In 2018, the testator signed a codicil to his 2015 will which specifically gifted a registered retirement income fund to the appellant and his estate’s residue to the respondent.
The appellant remained in the testator’s home after his death. The respondent filed a court application under the Probate Act raising certain contentious matters. The judge ruled that the 2014 agreement was a testamentary instrument, which was revoked in the testator’s 2015 will.
The Nova Scotia Court of Appeal, in allowing the appeal, held that the 2014 agreement was not a testamentary instrument and was instead an agreement creating a secret trust. The issue of whether the 2014 agreement made a secret trust was not new – rather, it arose from the testamentary instrument question that the respondent raised. Ignoring the issue could lead to injustice, the appellate court added.
The appeal court rejected the respondent’s contention that the agreement could not be a secret trust because it was not a secret. It also dismissed the respondent’s argument that the agreement failed to certify the three certainties for forming a trust.
The agreement described what the testator intended, what property was subject to a beneficial claim, and who the beneficiaries were, as well as complied with a secret trust’s particular requirements, the appeal court said.

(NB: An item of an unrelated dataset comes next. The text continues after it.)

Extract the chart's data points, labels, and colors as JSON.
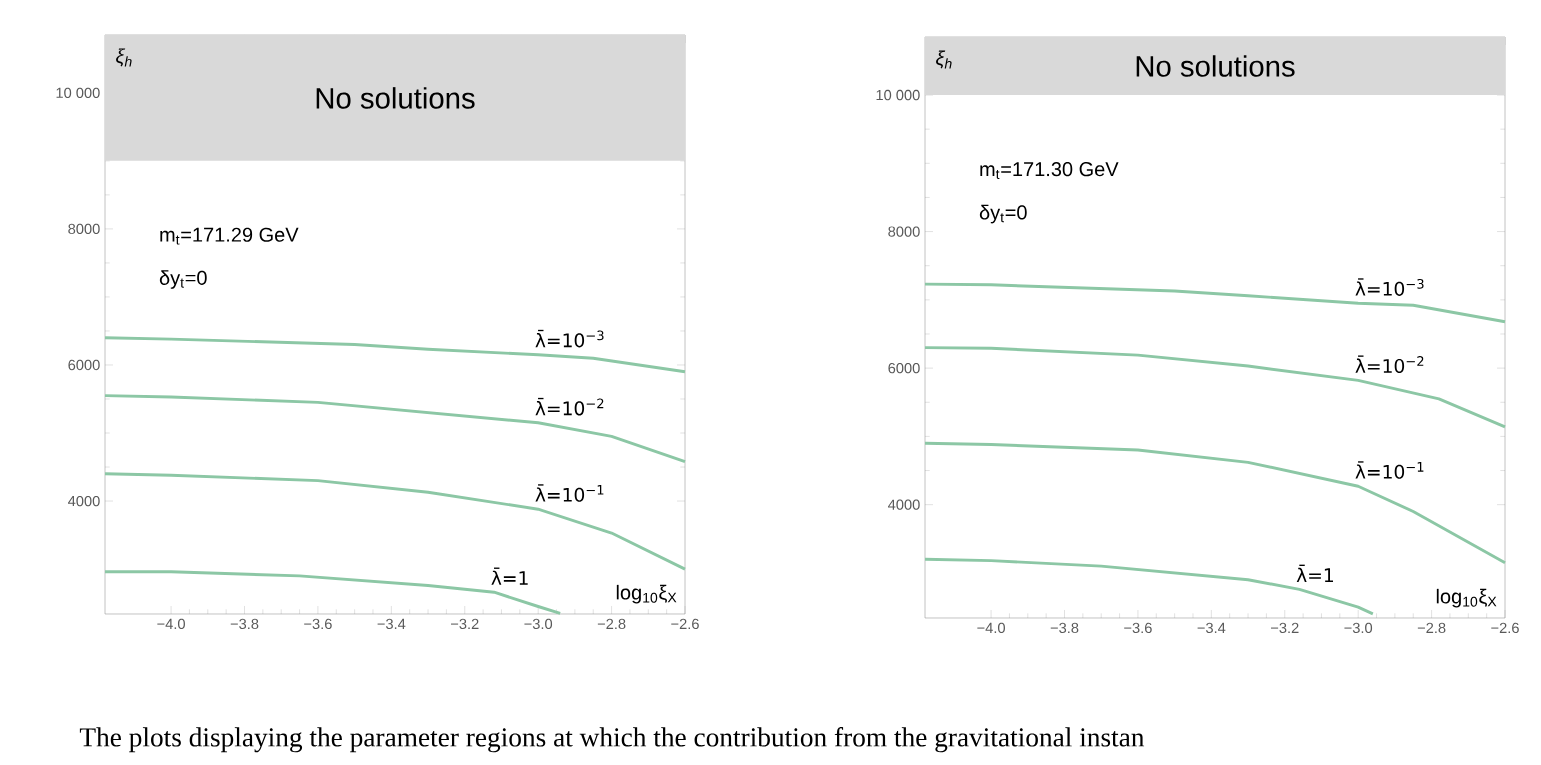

Since the agreement created a secret trust, it could not be a testamentary instrument and was not revoked by subsequent wills.
The lower court judge questioned the 2014 agreement’s enforceability because it qualified the absolute gift of the house to the respondent contained in the 2014 will and therefore appeared to offend the principle against repugnant gifts.
The appeal court, determining that the secret trust did not offend the repugnancy principle, agreed with the appellant’s submission that creating a trust that modified an otherwise absolute gift did not necessarily engage the principle, which would only be offended depending on the circumstances.
The appeal court made no conclusion on the question of whether the secret trust was properly constituted and thus enforceable, or whether it was enforceable on contract principles, since the parties had sought bifurcation and a second hearing on the agreement’s efficacy if the court found the agreement not to be testamentary.